MsgBox %ErrorLevel%                 ; Error from file read



CRC(file) {

   format = %A_FormatInteger%       ; save original integer format

   SetFormat Integer, Hex           ; for converting bytes to hex

   c := CRC32(HexRead(file))

   SetFormat Integer, %format%      ; restore original format

   Return c                         ; result in hex. Add "+0" for original integer format

}



HexRead(file, n=0, offset=0) {

   h := DllCall("CreateFile",Str,file,UInt,0x80000000,UInt,3,UInt,0,UInt,3,UInt,0,UInt,0)

   IfEqual h,-1, SetEnv, ErrorLevel, -1

   IfNotEqual ErrorLevel,0,Return,0 ; couldn't open the file



   m = 0                            ; seek to offset

   IfLess offset,0, SetEnv,m,2

   r := DllCall("SetFilePointerEx",UInt,h,Int64,offset,UIntP,p,Int,m)

   IfEqual r,0, SetEnv, ErrorLevel, -3

   IfNotEqual ErrorLevel,0, {

      t = %ErrorLevel%              ; save ErrorLevel to be returned

      DllCall("CloseHandle", UInt, h)

      ErrorLevel = %t%              ; return seek error

      Return 0

   }



   IfEqual n,0, SetEnv n,0xffffffff ; almost infinite



   Loop %n%

   {

      result := DllCall("ReadFile",UInt,h,UCharP,c,UInt,1,UIntP,Read,UInt,0)

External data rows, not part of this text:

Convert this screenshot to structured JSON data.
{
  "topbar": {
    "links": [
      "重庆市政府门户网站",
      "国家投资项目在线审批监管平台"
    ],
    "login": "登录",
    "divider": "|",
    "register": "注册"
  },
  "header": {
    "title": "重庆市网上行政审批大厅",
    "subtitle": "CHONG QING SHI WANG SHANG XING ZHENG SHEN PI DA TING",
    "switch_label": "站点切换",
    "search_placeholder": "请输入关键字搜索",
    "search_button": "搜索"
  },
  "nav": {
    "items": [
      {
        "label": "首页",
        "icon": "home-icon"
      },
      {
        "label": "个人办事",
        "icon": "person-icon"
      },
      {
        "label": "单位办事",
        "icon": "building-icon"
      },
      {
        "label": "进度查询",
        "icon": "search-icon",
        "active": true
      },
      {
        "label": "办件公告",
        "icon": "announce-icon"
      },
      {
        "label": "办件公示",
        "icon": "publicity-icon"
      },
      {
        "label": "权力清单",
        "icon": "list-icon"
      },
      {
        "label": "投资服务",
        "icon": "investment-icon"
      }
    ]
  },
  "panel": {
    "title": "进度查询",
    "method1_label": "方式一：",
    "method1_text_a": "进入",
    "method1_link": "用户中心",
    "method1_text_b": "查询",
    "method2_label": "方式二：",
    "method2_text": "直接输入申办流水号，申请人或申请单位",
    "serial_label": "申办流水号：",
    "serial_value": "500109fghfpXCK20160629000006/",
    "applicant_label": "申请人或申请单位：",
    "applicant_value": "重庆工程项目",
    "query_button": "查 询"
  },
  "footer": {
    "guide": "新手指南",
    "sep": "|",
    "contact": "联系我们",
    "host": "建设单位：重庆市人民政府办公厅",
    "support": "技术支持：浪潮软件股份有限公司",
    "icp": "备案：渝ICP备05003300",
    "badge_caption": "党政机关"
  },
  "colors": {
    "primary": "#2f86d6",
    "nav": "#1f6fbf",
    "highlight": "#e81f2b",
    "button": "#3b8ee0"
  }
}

      if (!result or Read < 1 or ErrorLevel)

         break

      c += 0x100                    ; convert to hex with a leading 1

      StringTrimLeft c, c, 3        ; remove 0x1

      data = %data%%c%              ; append 2 hex digits

   }



   IfNotEqual ErrorLevel,0, SetEnv,t,%ErrorLevel%



   h := DllCall("CloseHandle", UInt, h)

   IfEqual h,-1, SetEnv, ErrorLevel, -2

   IfNotEqual t,,SetEnv, ErrorLevel, %t%



   Return data

}



CRC32(x) {

   L := 0x100000000 + (StrLen(x)>>1) ; length in bytes with leading 0x1

   StringTrimLeft L, L, 3     ; remove leading 0x1, length in 8 digits

   x = %x%%L%                 ; standard pad

   R = 0xFFFFFFFF             ; initial register value

   Loop Parse, x

   {

      y = 0x%A_LoopField%     ; one hex digit at a time

      Loop 4

      {

         R := (R << 1) ^ ( (y << (A_Index+28)) & 0x100000000)

         IfGreater R,0xFFFFFFFF

            R := R ^ 0x104C11DB7

      }

   }

   Return ~R                  ; ones complement is the CRC

}


SKAN
  • Administrators
  • 9115 posts
  • Last active:
  • Joined: 26 Dec 2005
Dear Laszlo, :)

Many Thanks! :D

It is called CRC. I simplified the original CRC32:


I tested it with a binary file sized 193847 bytes

The time taken varies between 100 - 156 seconds!
Is this normal for this algorithm?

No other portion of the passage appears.